Optical Properties of Domestic Reticulated Vitreous Carbon and Its Base

Abstract

The results of the experimental studies and mathematical modeling of some optical properties of vitreous carbon and reticulated vitreous carbon based materials produced by the technology developed in our country were presented. The study was oriented to the thermal application of materials, so increased attention was focused in this study on the estimation of spectral characteristics influencing the radiation heat transfer in a reticulated structure. Some dense specimens identical to vitreous carbon used as a basis for highly porous cellular carbon materials in their physical properties were preliminarily created.

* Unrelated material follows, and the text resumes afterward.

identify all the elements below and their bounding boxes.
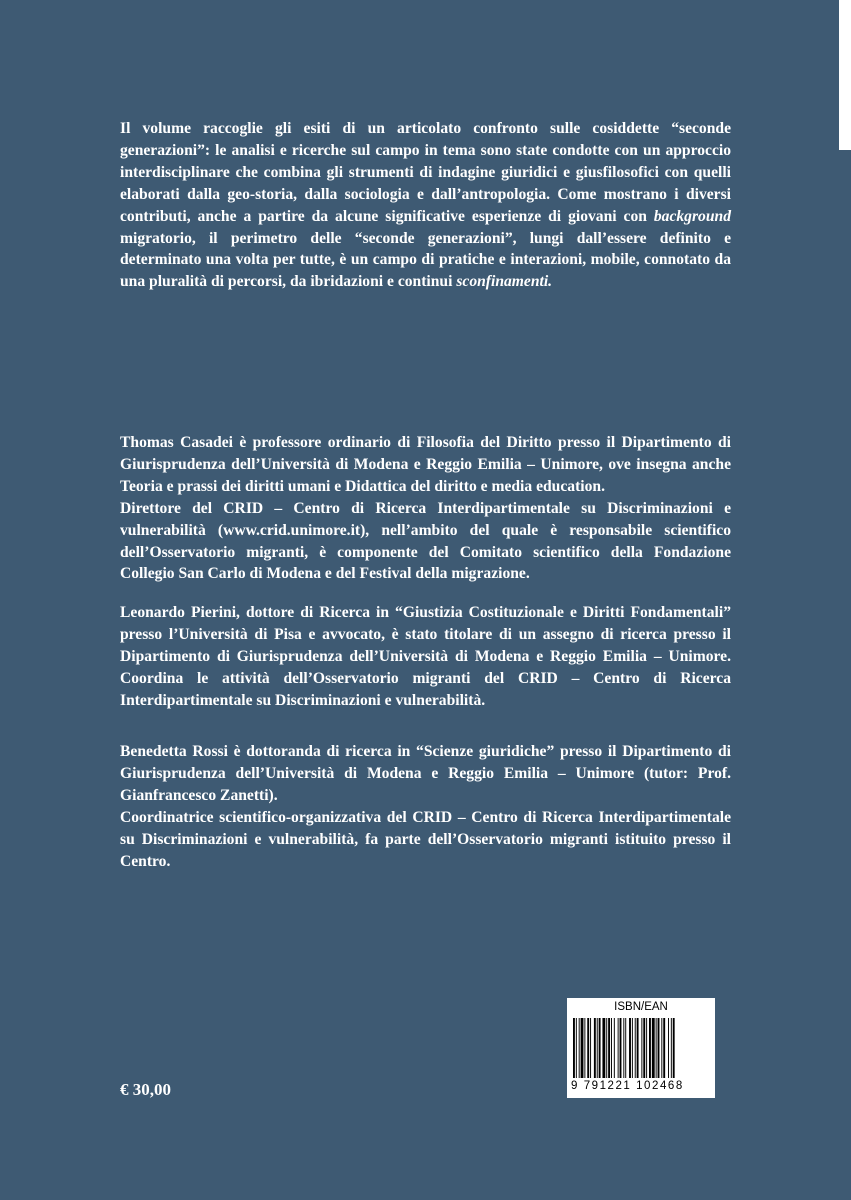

Using the experimentally measured hemispherical reflectance of the surface of specimens under normal illumination, the spectra of the optical constants (refractive and absorption indices) of vitreous carbon and a number of their derivative characteristics were determined by the Kramers–Kronig relations. Some simple approximating relationships convenient for engineering applications were given for them in this paper. The obtained spectral data were incorporated into the earlier developed optical statistical simulation model of ultraporous reticulated materials, which is based on strict electromagnetic theory and provides the possibility to take into account both the specific features of their microstructure and the physical processes occurring in similar systems on different spatial and temporal scales. For reticulated vitreous carbon with wide prospects of application as a constructional and heat-shield material in the aerospace industry, examples of calculating the spectral-kinetic radiation transfer coefficients, the scattering indicatrix variants, and the thermal dependences of the radiation heat conductivity were given. Some additional capabilities of the model were demonstrated.